When University of Toronto Psychology student Orielle Wybrow looks back on her four-year career as a drug store Cosmetologist, she sees more than just beauty and skincare products.
She sees it as an important opportunity to develop the skills she will later use as in her psychology career.
I sat down with her to discuss the connections between her current job in cosmetology and her desired career path in psychology as well as her tips for balancing school and work and staying passionate about what you love to do.
Why have you stayed in the retail industry for so long?
Orielle: I like working in retail because I go into work every day not knowing what kind of story I’m going to leave with, and communicating with people is far more exciting than sitting behind a desk all day.
Retail is fun because people come into the store with the intention to buy, so from there, I can feel like I’m shopping with them. I think I’ve stayed in retail because I’ve become so comfortable. I have a solid grasp on all the products, the selling procedures, and the store standards. Toronto is a big place, but when I started at Shoppers Drug Mart, I strangely felt like I was back at home.
What do you wish to do eventually career-wise? What steps will you take to get there?
Orielle: I hope to do something in clinical psychology or neuropsychology. Although those fields are huge, I don’t want to narrow it down quite yet because I don’t want to close my mind off to anything.
While I’m not in school during the summer, I try to increase my knowledge of the subject by reading articles and books by psychologists and neuropsychologists about their work and their personal experiences. I also speak with people I know who work in mental health about their careers and listen to any advice they give me.
How do you find balance between work and school, and remain motivated to follow your chosen career path?
Orielle: Between work and school, there is definitely stress that arises. My managers have always understood that school comes first, which is proof that my bosses have always been great. However, it still isn’t easy to balance the inevitable stress of both. A necessary thing for me is to take time to meditate in order to reduce anxiety and stress.
I continue to study psychology because, for me, it is more than just an area of study. I feel that a passion for something is undying and if I ever left the field of psychology I know I would be overwhelmed with regret. My love and passion for the subject matter is what keeps me motivated, regardless of the tribulations I will experience on the quest to reach my goals.
What has been your most memorable experience working as a Cosmetologist?
Orielle: My most memorable experience couldn’t possibly be summarized into one moment. Although I merely work for a drug store, it feels like so much more when people with severe acne, painful redness, embarrassing scars, or any other facial or physical skin ailment come in and ask for my help.

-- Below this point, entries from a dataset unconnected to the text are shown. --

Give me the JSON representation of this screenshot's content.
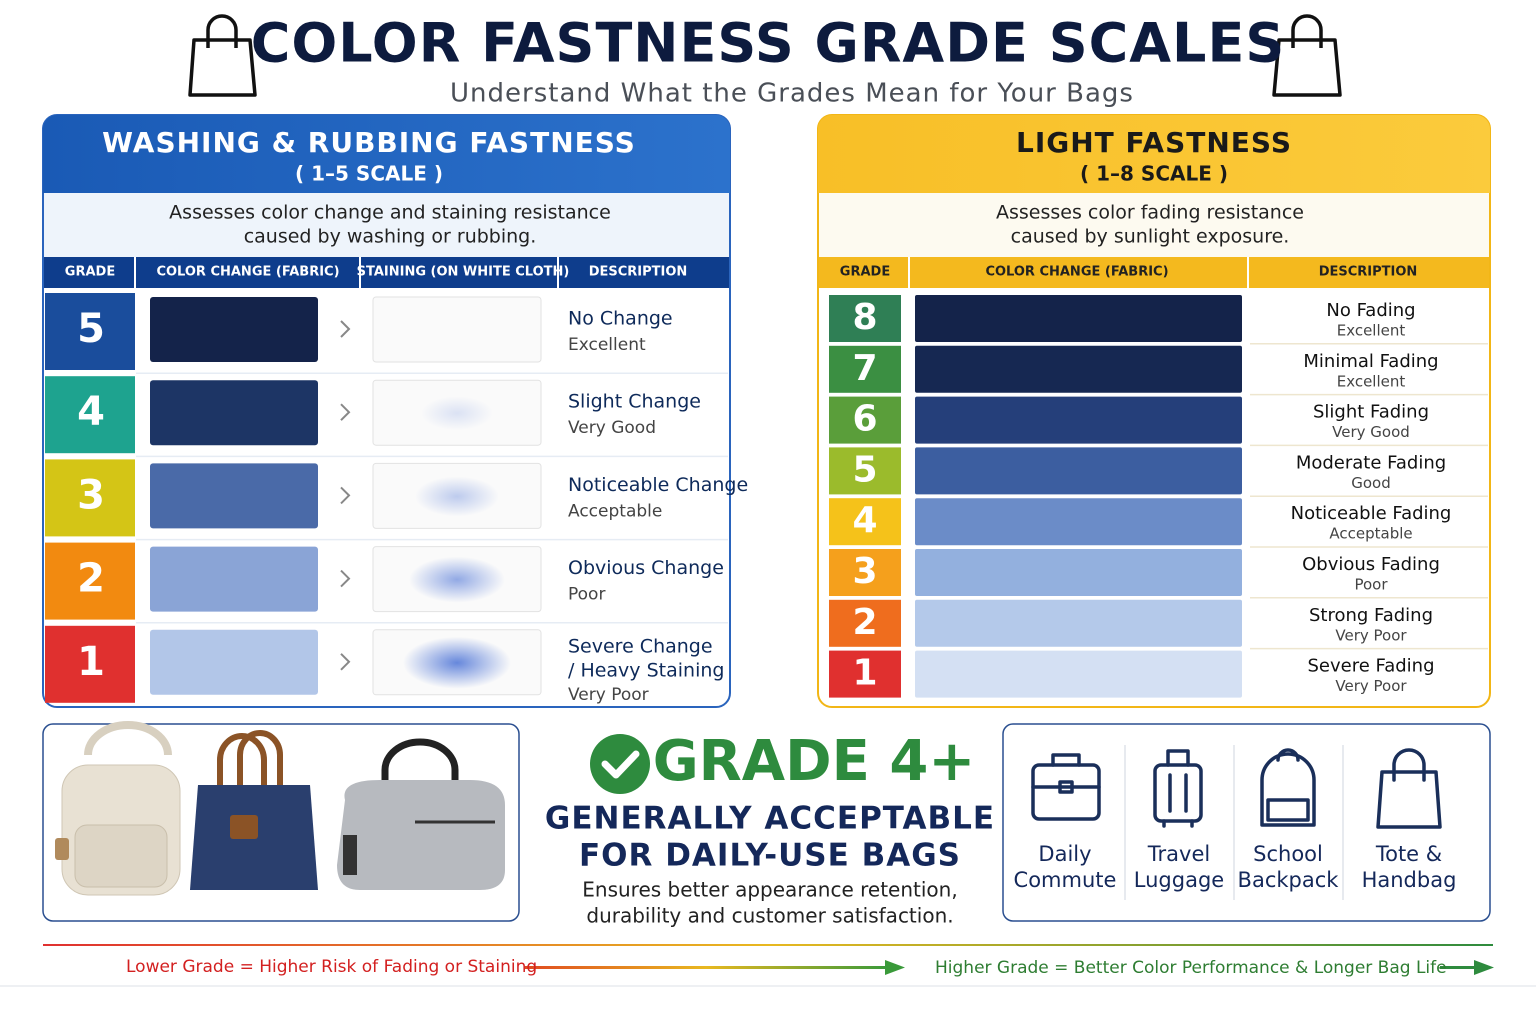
{
  "header": {
    "title": "COLOR FASTNESS GRADE SCALES",
    "subtitle": "Understand What the Grades Mean for Your Bags"
  },
  "washing": {
    "title": "WASHING & RUBBING FASTNESS",
    "scale": "( 1–5 SCALE )",
    "description": [
      "Assesses color change and staining resistance",
      "caused by washing or rubbing."
    ],
    "columns": [
      "GRADE",
      "COLOR CHANGE (FABRIC)",
      "STAINING (ON WHITE CLOTH)",
      "DESCRIPTION"
    ],
    "rows": [
      {
        "grade": 5,
        "change": [
          "No Change"
        ],
        "rating": "Excellent"
      },
      {
        "grade": 4,
        "change": [
          "Slight Change"
        ],
        "rating": "Very Good"
      },
      {
        "grade": 3,
        "change": [
          "Noticeable Change"
        ],
        "rating": "Acceptable"
      },
      {
        "grade": 2,
        "change": [
          "Obvious Change"
        ],
        "rating": "Poor"
      },
      {
        "grade": 1,
        "change": [
          "Severe Change",
          "/ Heavy Staining"
        ],
        "rating": "Very Poor"
      }
    ]
  },
  "light": {
    "title": "LIGHT FASTNESS",
    "scale": "( 1–8 SCALE )",
    "description": [
      "Assesses color fading resistance",
      "caused by sunlight exposure."
    ],
    "columns": [
      "GRADE",
      "COLOR CHANGE (FABRIC)",
      "DESCRIPTION"
    ],
    "rows": [
      {
        "grade": 8,
        "fading": "No Fading",
        "rating": "Excellent"
      },
      {
        "grade": 7,
        "fading": "Minimal Fading",
        "rating": "Excellent"
      },
      {
        "grade": 6,
        "fading": "Slight Fading",
        "rating": "Very Good"
      },
      {
        "grade": 5,
        "fading": "Moderate Fading",
        "rating": "Good"
      },
      {
        "grade": 4,
        "fading": "Noticeable Fading",
        "rating": "Acceptable"
      },
      {
        "grade": 3,
        "fading": "Obvious Fading",
        "rating": "Poor"
      },
      {
        "grade": 2,
        "fading": "Strong Fading",
        "rating": "Very Poor"
      },
      {
        "grade": 1,
        "fading": "Severe Fading",
        "rating": "Very Poor"
      }
    ]
  },
  "callout": {
    "title": "GRADE 4+",
    "headline": [
      "GENERALLY ACCEPTABLE",
      "FOR DAILY-USE BAGS"
    ],
    "note": [
      "Ensures better appearance retention,",
      "durability and customer satisfaction."
    ]
  },
  "uses": [
    {
      "label": [
        "Daily",
        "Commute"
      ]
    },
    {
      "label": [
        "Travel",
        "Luggage"
      ]
    },
    {
      "label": [
        "School",
        "Backpack"
      ]
    },
    {
      "label": [
        "Tote &",
        "Handbag"
      ]
    }
  ],
  "footer": {
    "left": "Lower Grade = Higher Risk of Fading or Staining",
    "right": "Higher Grade = Better Color Performance & Longer Bag Life"
  }
}
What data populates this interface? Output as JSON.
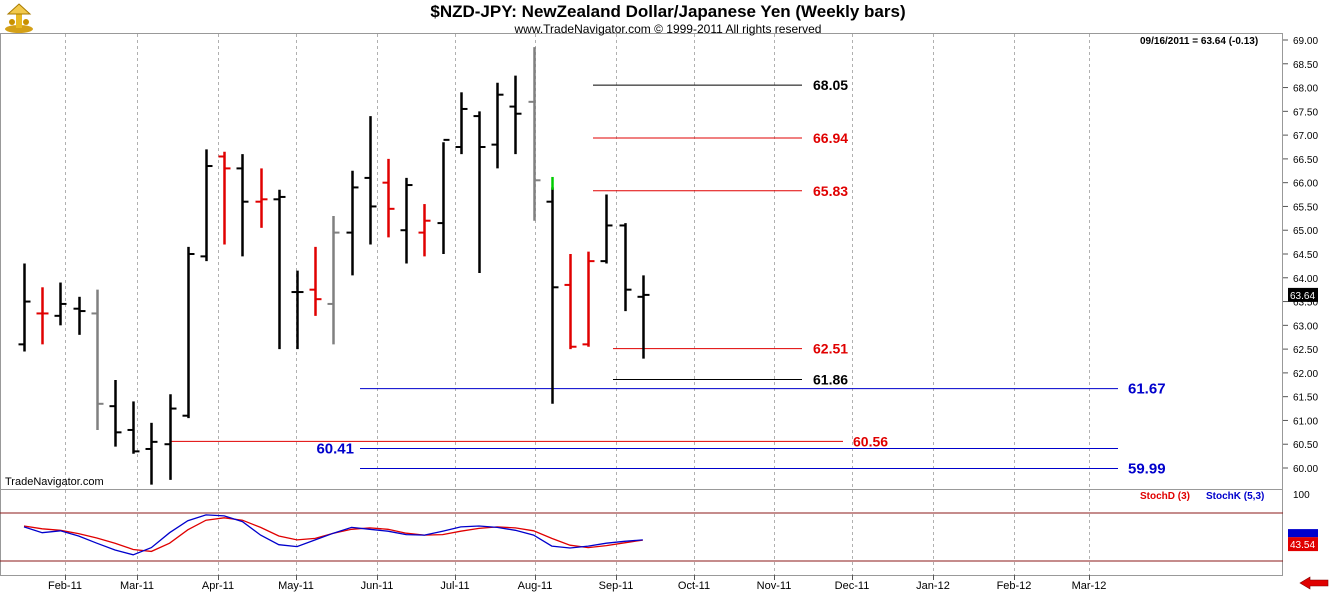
{
  "header": {
    "title": "$NZD-JPY:  NewZealand Dollar/Japanese Yen  (Weekly bars)",
    "subtitle": "www.TradeNavigator.com © 1999-2011 All rights reserved",
    "last_info": "09/16/2011 = 63.64 (-0.13)",
    "watermark": "TradeNavigator.com"
  },
  "colors": {
    "up": "#000000",
    "down": "#e00000",
    "gray": "#808080",
    "green": "#00cc00",
    "fib_black": "#000000",
    "fib_red": "#e00000",
    "fib_blue": "#0000cc",
    "stoch_d": "#e00000",
    "stoch_k": "#0000cc",
    "last_price_bg": "#000000",
    "stoch_last_bg": "#e00000"
  },
  "chart_data": [
    {
      "type": "ohlc",
      "title": "$NZD-JPY:  NewZealand Dollar/Japanese Yen  (Weekly bars)",
      "y_axis_side": "right",
      "ylim": [
        59.7,
        69.1
      ],
      "y_ticks": [
        "69.00",
        "68.50",
        "68.00",
        "67.50",
        "67.00",
        "66.50",
        "66.00",
        "65.50",
        "65.00",
        "64.50",
        "64.00",
        "63.50",
        "63.00",
        "62.50",
        "62.00",
        "61.50",
        "61.00",
        "60.50",
        "60.00"
      ],
      "x_ticks": [
        "Feb-11",
        "Mar-11",
        "Apr-11",
        "May-11",
        "Jun-11",
        "Jul-11",
        "Aug-11",
        "Sep-11",
        "Oct-11",
        "Nov-11",
        "Dec-11",
        "Jan-12",
        "Feb-12",
        "Mar-12"
      ],
      "last_price_label": "63.64",
      "bars": [
        {
          "date": "2011-01-21",
          "o": 62.6,
          "h": 64.3,
          "l": 62.45,
          "c": 63.5,
          "color": "black"
        },
        {
          "date": "2011-01-28",
          "o": 63.25,
          "h": 63.8,
          "l": 62.6,
          "c": 63.25,
          "color": "red"
        },
        {
          "date": "2011-02-04",
          "o": 63.2,
          "h": 63.9,
          "l": 63.0,
          "c": 63.45,
          "color": "black"
        },
        {
          "date": "2011-02-11",
          "o": 63.35,
          "h": 63.6,
          "l": 62.8,
          "c": 63.3,
          "color": "black"
        },
        {
          "date": "2011-02-18",
          "o": 63.25,
          "h": 63.75,
          "l": 60.8,
          "c": 61.35,
          "color": "gray"
        },
        {
          "date": "2011-02-25",
          "o": 61.3,
          "h": 61.85,
          "l": 60.45,
          "c": 60.75,
          "color": "black"
        },
        {
          "date": "2011-03-04",
          "o": 60.8,
          "h": 61.4,
          "l": 60.3,
          "c": 60.35,
          "color": "black"
        },
        {
          "date": "2011-03-11",
          "o": 60.4,
          "h": 60.95,
          "l": 59.65,
          "c": 60.55,
          "color": "black"
        },
        {
          "date": "2011-03-18",
          "o": 60.5,
          "h": 61.55,
          "l": 59.75,
          "c": 61.25,
          "color": "black"
        },
        {
          "date": "2011-03-25",
          "o": 61.1,
          "h": 64.65,
          "l": 61.05,
          "c": 64.5,
          "color": "black"
        },
        {
          "date": "2011-04-01",
          "o": 64.45,
          "h": 66.7,
          "l": 64.35,
          "c": 66.35,
          "color": "black"
        },
        {
          "date": "2011-04-08",
          "o": 66.55,
          "h": 66.65,
          "l": 64.7,
          "c": 66.3,
          "color": "red"
        },
        {
          "date": "2011-04-15",
          "o": 66.3,
          "h": 66.6,
          "l": 64.45,
          "c": 65.6,
          "color": "black"
        },
        {
          "date": "2011-04-22",
          "o": 65.6,
          "h": 66.3,
          "l": 65.05,
          "c": 65.65,
          "color": "red"
        },
        {
          "date": "2011-04-29",
          "o": 65.65,
          "h": 65.85,
          "l": 62.5,
          "c": 65.7,
          "color": "black"
        },
        {
          "date": "2011-05-06",
          "o": 63.7,
          "h": 64.15,
          "l": 62.5,
          "c": 63.7,
          "color": "black"
        },
        {
          "date": "2011-05-13",
          "o": 63.75,
          "h": 64.65,
          "l": 63.2,
          "c": 63.55,
          "color": "red"
        },
        {
          "date": "2011-05-20",
          "o": 63.45,
          "h": 65.3,
          "l": 62.6,
          "c": 64.95,
          "color": "gray"
        },
        {
          "date": "2011-05-27",
          "o": 64.95,
          "h": 66.25,
          "l": 64.05,
          "c": 65.9,
          "color": "black"
        },
        {
          "date": "2011-06-03",
          "o": 66.1,
          "h": 67.4,
          "l": 64.7,
          "c": 65.5,
          "color": "black"
        },
        {
          "date": "2011-06-10",
          "o": 66.0,
          "h": 66.5,
          "l": 64.85,
          "c": 65.45,
          "color": "red"
        },
        {
          "date": "2011-06-17",
          "o": 65.0,
          "h": 66.1,
          "l": 64.3,
          "c": 65.95,
          "color": "black"
        },
        {
          "date": "2011-06-24",
          "o": 64.95,
          "h": 65.55,
          "l": 64.45,
          "c": 65.2,
          "color": "red"
        },
        {
          "date": "2011-07-01",
          "o": 65.15,
          "h": 66.85,
          "l": 64.5,
          "c": 66.9,
          "color": "black"
        },
        {
          "date": "2011-07-08",
          "o": 66.75,
          "h": 67.9,
          "l": 66.6,
          "c": 67.55,
          "color": "black"
        },
        {
          "date": "2011-07-15",
          "o": 67.4,
          "h": 67.5,
          "l": 64.1,
          "c": 66.75,
          "color": "black"
        },
        {
          "date": "2011-07-22",
          "o": 66.8,
          "h": 68.1,
          "l": 66.3,
          "c": 67.85,
          "color": "black"
        },
        {
          "date": "2011-07-29",
          "o": 67.6,
          "h": 68.25,
          "l": 66.6,
          "c": 67.45,
          "color": "black"
        },
        {
          "date": "2011-08-05",
          "o": 67.7,
          "h": 68.85,
          "l": 65.2,
          "c": 66.05,
          "color": "gray"
        },
        {
          "date": "2011-08-12",
          "o": 65.6,
          "h": 65.9,
          "l": 61.35,
          "c": 63.8,
          "color": "black"
        },
        {
          "date": "2011-08-19",
          "o": 63.85,
          "h": 64.5,
          "l": 62.5,
          "c": 62.55,
          "color": "red"
        },
        {
          "date": "2011-08-26",
          "o": 62.6,
          "h": 64.55,
          "l": 62.55,
          "c": 64.35,
          "color": "red"
        },
        {
          "date": "2011-09-02",
          "o": 64.35,
          "h": 65.75,
          "l": 64.3,
          "c": 65.1,
          "color": "black"
        },
        {
          "date": "2011-09-09",
          "o": 65.1,
          "h": 65.15,
          "l": 63.3,
          "c": 63.75,
          "color": "black"
        },
        {
          "date": "2011-09-16",
          "o": 63.6,
          "h": 64.05,
          "l": 62.3,
          "c": 63.64,
          "color": "black"
        }
      ],
      "levels": [
        {
          "label": "68.05",
          "value": 68.05,
          "color": "black"
        },
        {
          "label": "66.94",
          "value": 66.94,
          "color": "red"
        },
        {
          "label": "65.83",
          "value": 65.83,
          "color": "red"
        },
        {
          "label": "62.51",
          "value": 62.51,
          "color": "red"
        },
        {
          "label": "61.86",
          "value": 61.86,
          "color": "black"
        },
        {
          "label": "61.67",
          "value": 61.67,
          "color": "blue"
        },
        {
          "label": "60.56",
          "value": 60.56,
          "color": "red"
        },
        {
          "label": "60.41",
          "value": 60.41,
          "color": "blue"
        },
        {
          "label": "59.99",
          "value": 59.99,
          "color": "blue"
        }
      ]
    },
    {
      "type": "line",
      "ylim": [
        0,
        100
      ],
      "y_ticks": [
        "100"
      ],
      "last_value_label": "43.54",
      "series": [
        {
          "name": "StochD (3)",
          "color": "red",
          "values": [
            73,
            67,
            64,
            57,
            48,
            37,
            24,
            20,
            37,
            65,
            85,
            90,
            85,
            70,
            52,
            44,
            47,
            58,
            66,
            69,
            66,
            58,
            54,
            55,
            62,
            68,
            71,
            69,
            63,
            47,
            33,
            28,
            32,
            38,
            43.54
          ]
        },
        {
          "name": "StochK (5,3)",
          "color": "blue",
          "values": [
            71,
            59,
            63,
            52,
            37,
            23,
            13,
            28,
            59,
            84,
            96,
            94,
            82,
            54,
            34,
            30,
            44,
            58,
            70,
            66,
            62,
            55,
            54,
            62,
            71,
            73,
            70,
            64,
            54,
            31,
            27,
            31,
            37,
            41,
            44
          ]
        }
      ]
    }
  ]
}
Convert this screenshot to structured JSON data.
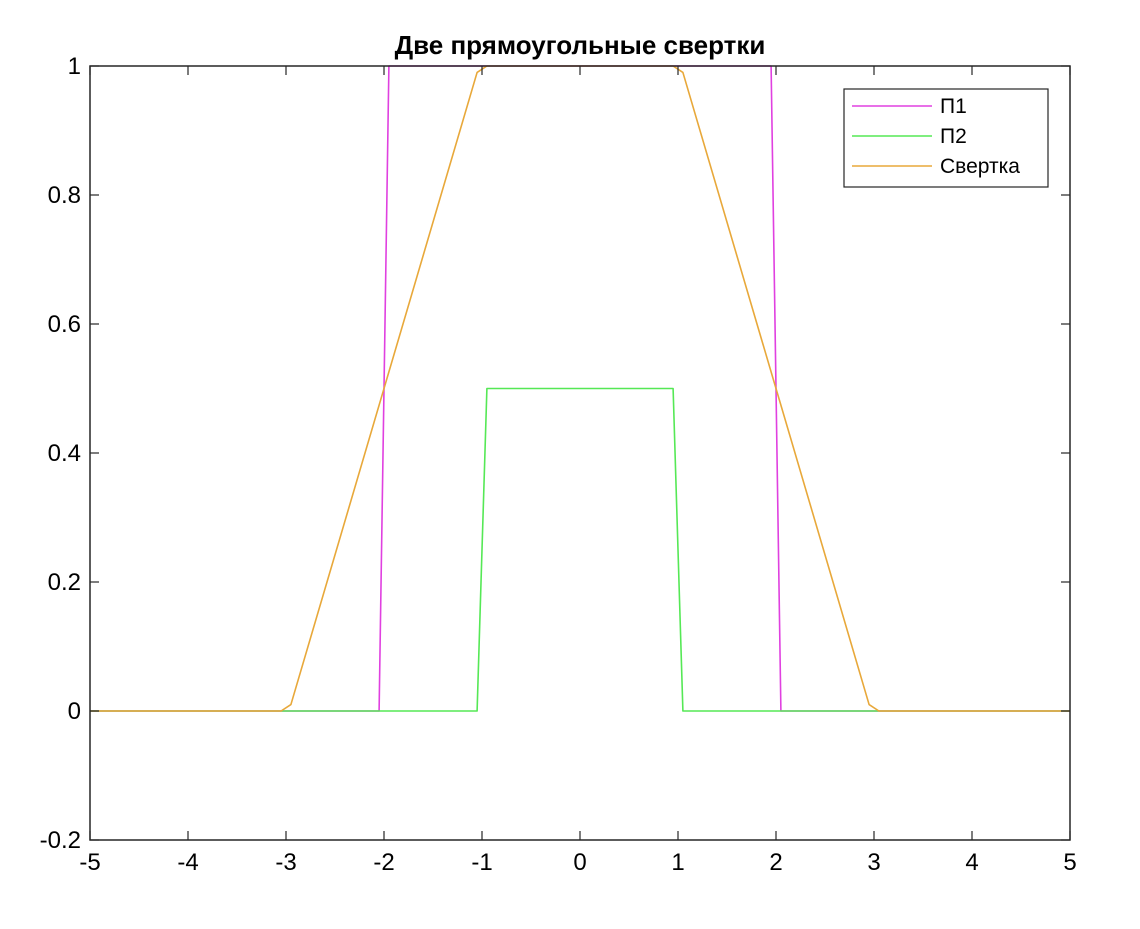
{
  "chart_data": {
    "type": "line",
    "title": "Две прямоугольные свертки",
    "xlabel": "",
    "ylabel": "",
    "xlim": [
      -5,
      5
    ],
    "ylim": [
      -0.2,
      1
    ],
    "xticks": [
      "-5",
      "-4",
      "-3",
      "-2",
      "-1",
      "0",
      "1",
      "2",
      "3",
      "4",
      "5"
    ],
    "yticks": [
      "-0.2",
      "0",
      "0.2",
      "0.4",
      "0.6",
      "0.8",
      "1"
    ],
    "grid": false,
    "legend_position": "top-right",
    "series": [
      {
        "name": "П1",
        "color": "#e040e0",
        "x": [
          -5,
          -2.05,
          -1.95,
          1.95,
          2.05,
          5
        ],
        "y": [
          0,
          0,
          1,
          1,
          0,
          0
        ]
      },
      {
        "name": "П2",
        "color": "#55e855",
        "x": [
          -5,
          -1.05,
          -0.95,
          0.95,
          1.05,
          5
        ],
        "y": [
          0,
          0,
          0.5,
          0.5,
          0,
          0
        ]
      },
      {
        "name": "Свертка",
        "color": "#e8a83a",
        "x": [
          -5,
          -3.05,
          -2.95,
          -1.05,
          -0.95,
          0.95,
          1.05,
          2.95,
          3.05,
          5
        ],
        "y": [
          0,
          0,
          0.01,
          0.99,
          1,
          1,
          0.99,
          0.01,
          0,
          0
        ]
      }
    ]
  }
}
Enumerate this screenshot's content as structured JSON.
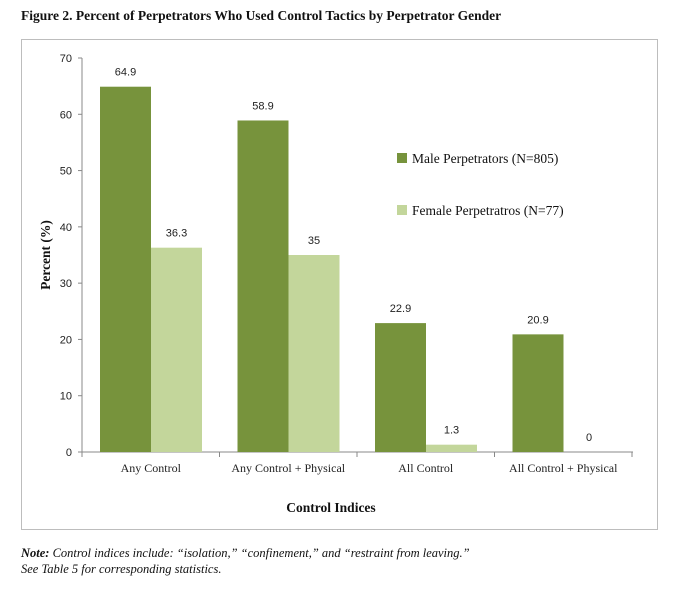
{
  "figure": {
    "title": "Figure 2. Percent of Perpetrators Who Used Control Tactics by Perpetrator Gender",
    "note_label": "Note:",
    "note_line1": "Control indices include: “isolation,” “confinement,” and “restraint from leaving.”",
    "note_line2": "See Table 5 for corresponding statistics."
  },
  "chart_data": {
    "type": "bar",
    "title": "",
    "xlabel": "Control Indices",
    "ylabel": "Percent (%)",
    "ylim": [
      0,
      70
    ],
    "yticks": [
      0,
      10,
      20,
      30,
      40,
      50,
      60,
      70
    ],
    "grid": false,
    "legend_position": "right",
    "categories": [
      "Any Control",
      "Any Control + Physical",
      "All Control",
      "All Control + Physical"
    ],
    "series": [
      {
        "name": "Male Perpetrators (N=805)",
        "color": "#77933c",
        "values": [
          64.9,
          58.9,
          22.9,
          20.9
        ]
      },
      {
        "name": "Female Perpetratros (N=77)",
        "color": "#c3d69b",
        "values": [
          36.3,
          35,
          1.3,
          0
        ]
      }
    ]
  }
}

When a customer leaves hopeful, trusting my suggestion, and comes back smiling with their skin clear and comfortable for the first time, there are no words to express the feeling. It makes me smile for the rest of the night.
What I’ve had to learn over the years is that there is always one thing that stands out in a person’s mind as being their most embarrassing element, and if they come to me for help, it inspires me to be more brave. Sometimes, amazingly, people just need to be reminded that they’re beautiful, and no one is staring at them or laughing at them like they may think. We’re all human, and we all have deep-set anxiety about other people. But if we could just acknowledge that even in our anxiety we’re not alone, perhaps our insecurities would dissipate.
What commonalities do you see between what you learn in your psychology classes and your experience as a Cosmetologist?
Orielle: The most beautiful part of my working at Shoppers Drug Mart is the overlap between what I’ve learned about people while working versus what I’ve learned about people while studying psychology. I’m glad I’ve been given the opportunity to have hands-on experience with some people at their most fragile emotional state because those are the experiences that can’t be taught.
While I’ve learned an immense amount about the brain and human behaviour, definitions only remain definitions until one can apply them. I have had the chance to learn about various degrees of human insecurity and not only do I believe this makes me better able to relate to those with visible insecurities, but also, because of my work at Shoppers, I can now help fix them, whether literally or emotionally.
Through her work as a Cosmetologist, Orielle has had the opportunity to focus on what she is most passionate about: people. She has discovered the importance of being compassionate and understanding both to those you work with as well as to the customers or clients you meet throughout the day. She keeps up with new innovations both in cosmetics and skincare as well as in the world of psychology.
At times, we become discouraged when our work opportunities have little to do with our desired career path. However, skills are often transferable from one industry to the next. Selling cosmetics has given Orielle the opportunity to communicate with people and assist them in coping with their insecurities.
Each odd job or opportunity is a stepping stone in the right direction. Regardless of the job, we can acquire useful skills, such as communication or leadership, that can transfer into our future careers.